There is a big difference between fiscal responsibility and defaulting on payments of expenses that have already occurred. The continually rising debt of the United States government is the result of spending bills that have already been approved. Refusing to borrow additional money to cover expenses already approved does not control spending. Rather it creates financial instability as creditors become leery of extending more debt, driving up the cost of borrowing.

Legislators can make all kinds of pretty speeches about controlling debt, but those speeches don’t actually control debt. The only way to control debt is to control expenses. The difficult process of exercising restraint and spending less is very different than grandstanding when the time comes to pay the bills for expenses already occurred.

Of course, I am not actually involved in any of those talks. I simply read about them in the news. I’m sure that there are people of good faith in the administration and people of good faith in the congress. Different people can have different opinions and different priorities. they have, however, arrived at a process that appears to me to be way too reactive to produce results. The bills need to be paid. A budget process that looks at the big picture, instead of considering projects item by item could have far more impact. Talks about future spending are more productive than negotiations over whether or not to pay bills for expenses already incurred. None of the principals in the negotiations, however, are consulting me.
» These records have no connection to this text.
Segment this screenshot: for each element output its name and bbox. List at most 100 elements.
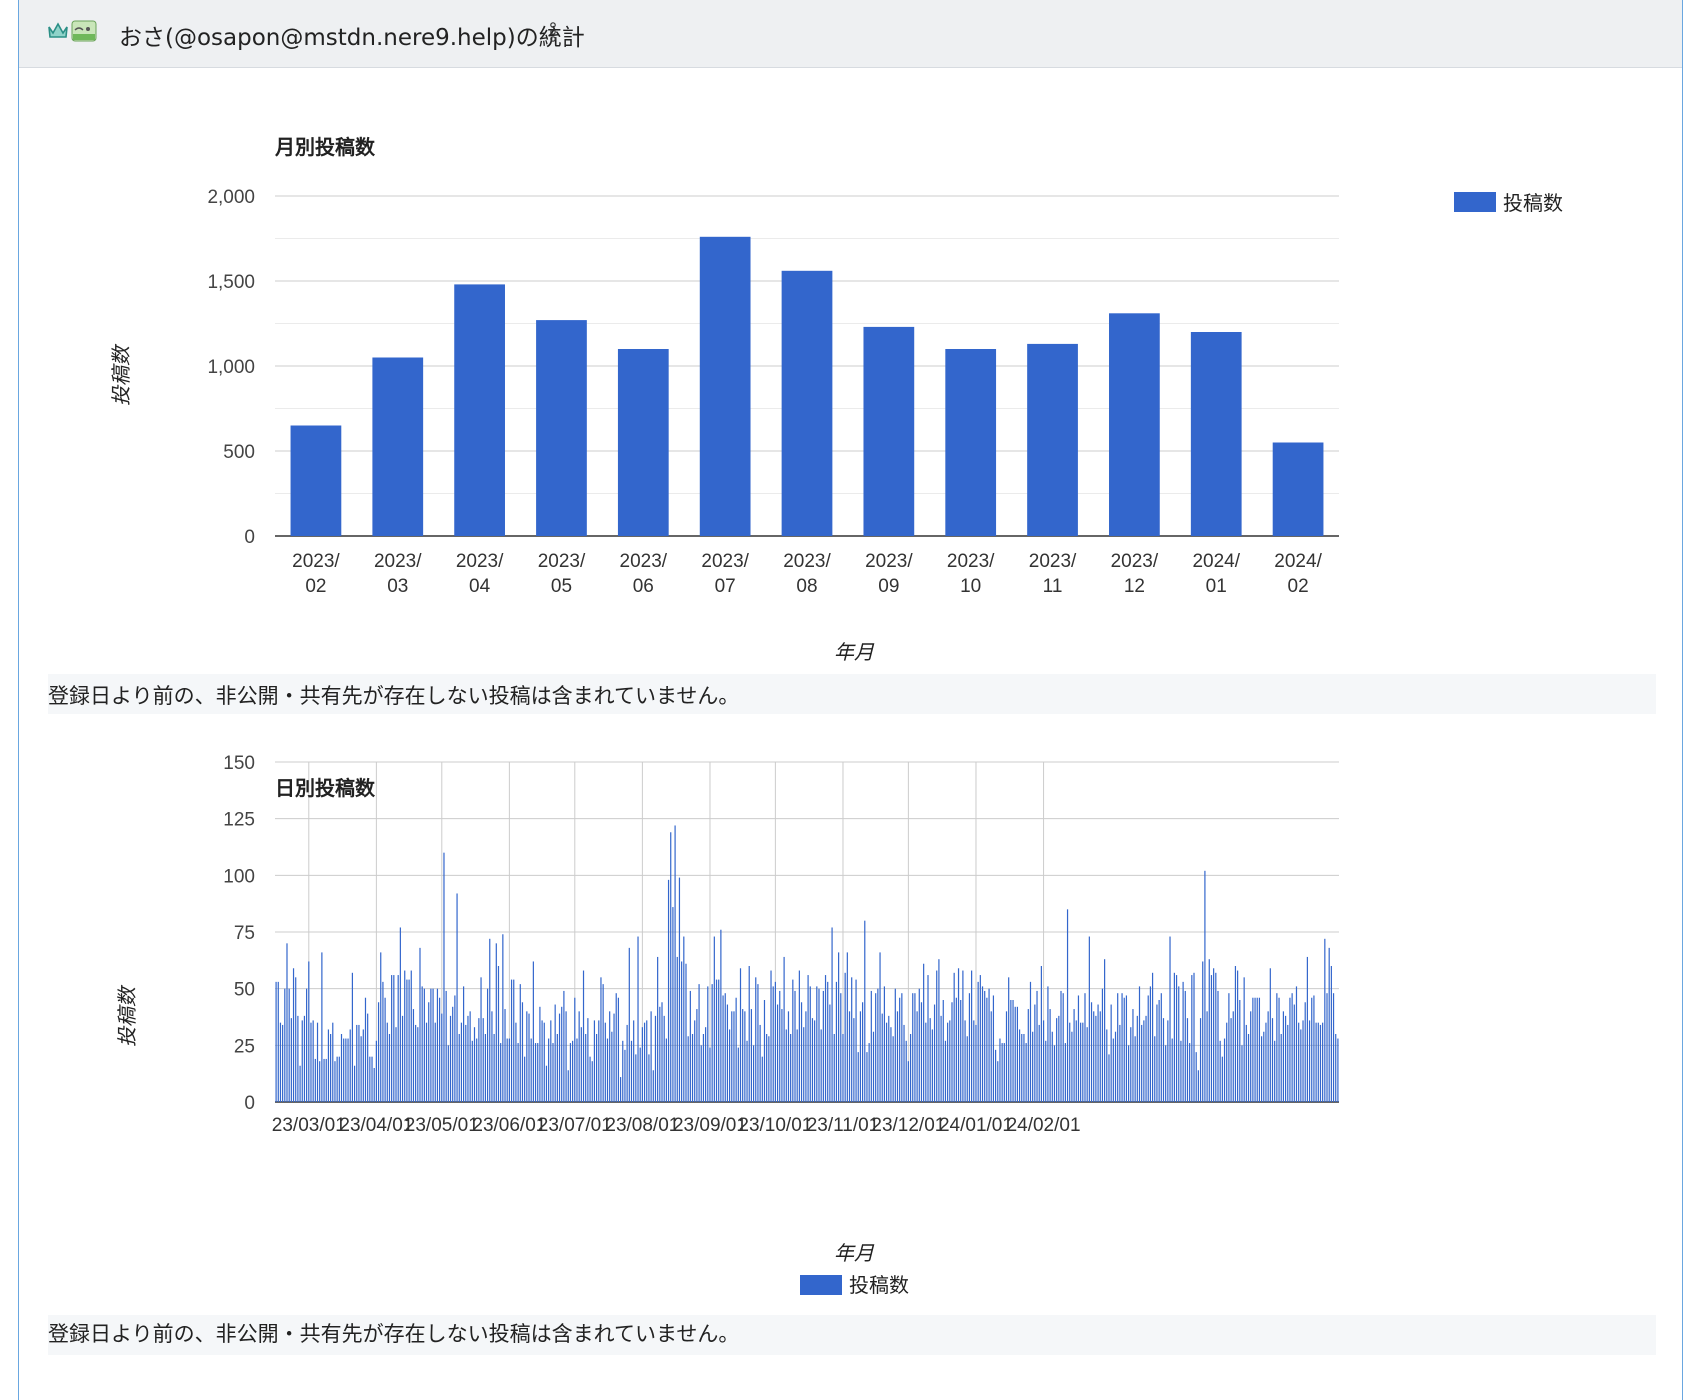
bar: [1319, 1024, 1322, 1102]
bar: [1088, 936, 1090, 1102]
bar: [1274, 1040, 1276, 1102]
bar: [977, 981, 979, 1102]
x-tick-label: 2023/12: [1111, 551, 1159, 597]
bar: [539, 1006, 541, 1102]
bar: [371, 1056, 373, 1102]
bar: [1184, 990, 1186, 1102]
bar: [1180, 1040, 1182, 1102]
bar: [689, 990, 691, 1102]
bar: [1282, 1011, 1285, 1102]
bar: [663, 1015, 665, 1102]
bar: [1269, 968, 1271, 1102]
x-tick-label: 23/06/01: [472, 1115, 546, 1136]
bar: [875, 993, 877, 1102]
bar: [1003, 1043, 1005, 1102]
bar: [781, 270, 833, 536]
x-tick-label: 24/02/01: [1007, 1115, 1081, 1136]
bar: [369, 1056, 371, 1102]
bar: [1071, 1031, 1073, 1102]
bar: [530, 1038, 532, 1102]
bar: [711, 984, 713, 1102]
bar: [824, 975, 827, 1102]
bar: [1284, 1015, 1287, 1102]
bar: [486, 988, 489, 1102]
bar: [373, 1068, 375, 1102]
avatar-emoji-icon: [71, 20, 97, 42]
bar: [768, 1036, 770, 1102]
bar: [659, 1006, 661, 1102]
bar: [497, 966, 500, 1102]
bar: [770, 970, 772, 1102]
bar: [672, 907, 674, 1102]
bar: [329, 1034, 332, 1102]
bar: [787, 1011, 790, 1102]
bar: [1190, 332, 1242, 536]
bar: [633, 1020, 635, 1102]
bar: [1219, 1040, 1221, 1102]
bar: [617, 349, 669, 536]
bar: [615, 993, 617, 1102]
bar: [1123, 997, 1125, 1102]
bar: [1228, 993, 1230, 1102]
bar: [1062, 993, 1064, 1102]
bar: [903, 1024, 905, 1102]
bar: [1186, 1018, 1189, 1102]
bar: [419, 947, 421, 1102]
bar: [1053, 1045, 1056, 1102]
bar: [1147, 995, 1149, 1102]
bar: [578, 1011, 580, 1102]
y-tick-label: 2,000: [207, 187, 255, 208]
bar: [707, 986, 709, 1102]
bar: [362, 1029, 364, 1102]
bar: [367, 1013, 369, 1102]
bar: [942, 1000, 944, 1102]
bar: [1127, 1045, 1130, 1102]
bar: [814, 1020, 816, 1102]
bar: [1276, 993, 1278, 1102]
bar: [325, 1058, 327, 1102]
page-title: おさ(@osapon@mstdn.nere9.help)の統計: [119, 25, 585, 51]
bar: [1173, 972, 1175, 1102]
bar: [356, 1024, 358, 1102]
bar: [1330, 966, 1332, 1102]
bar: [792, 979, 794, 1102]
bar: [781, 1009, 783, 1102]
bar: [1263, 1031, 1265, 1102]
bar: [1034, 1004, 1036, 1102]
bar: [301, 1020, 303, 1102]
bar: [1221, 1056, 1223, 1102]
bar: [827, 981, 829, 1102]
bar: [949, 1020, 951, 1102]
bar: [334, 1061, 336, 1102]
daily-x-axis-label: 年月: [834, 1243, 875, 1265]
bar: [914, 993, 916, 1102]
bar: [458, 1034, 460, 1102]
bar: [945, 349, 997, 536]
bar: [476, 1038, 478, 1102]
bar: [923, 963, 925, 1102]
x-tick-label: 2023/11: [1029, 551, 1077, 597]
bar: [282, 1024, 284, 1102]
bar: [829, 1004, 831, 1102]
bar: [1306, 956, 1308, 1102]
bar: [840, 993, 842, 1102]
bar: [1322, 1022, 1324, 1102]
bar: [502, 934, 504, 1102]
bar: [654, 1015, 657, 1102]
bar: [572, 1040, 574, 1102]
bar: [1295, 986, 1298, 1102]
bar: [1226, 1022, 1228, 1102]
bar: [650, 1011, 652, 1102]
bar: [1208, 959, 1210, 1102]
bar: [783, 956, 785, 1102]
bar: [927, 975, 929, 1102]
bar: [306, 988, 308, 1102]
bar: [478, 1018, 480, 1102]
bar: [1001, 1043, 1003, 1102]
bar: [447, 1045, 449, 1102]
bar: [297, 1015, 299, 1102]
bar: [441, 1013, 443, 1102]
kebab-menu-icon[interactable]: [549, 20, 557, 44]
bar: [388, 1034, 391, 1102]
bar: [872, 1031, 875, 1102]
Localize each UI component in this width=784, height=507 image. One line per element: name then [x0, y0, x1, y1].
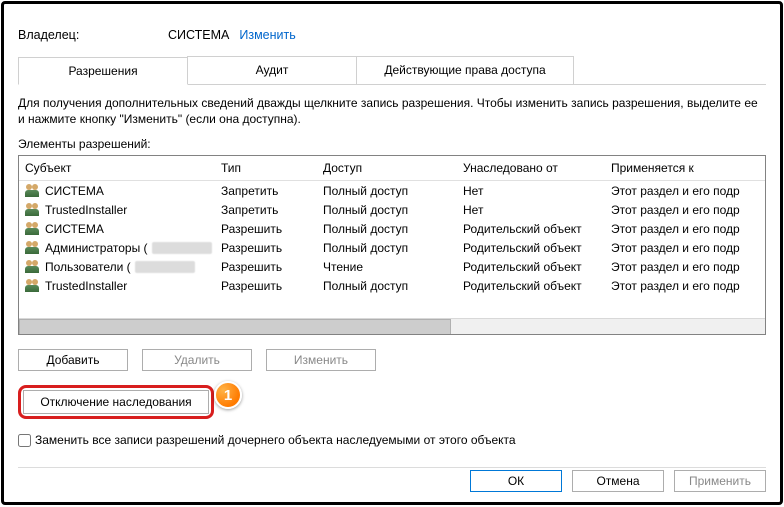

That is probably a good thing. I am definitely not experienced in the kinds of numbers they are brandishing. I have worked with budgets in hundreds of thousands of dollars - far smaller than the billions and trillions that are involved in federal government spending. While the principles may be similar the sheer scale of federal finances places them beyond my comprehension. I do know, however, that there is very little studying of the history of the federal debt and which policies have resulted in extending the debt. Those who are making the most noise about the debt are often the same people who have supported excessive spending in the past. In that respect it is not different from a nonprofit board.

It will be interesting to see how this all unfolds. I’m not holding my breath waiting for rational thought and responsible spending, however. I’ve followed the history of the federal legislature enough to project a few trends and I’m fairly good at projecting trends. The trend toward irresponsible behavior and out of control spending continues despite all of the pious speeches aimed at the media.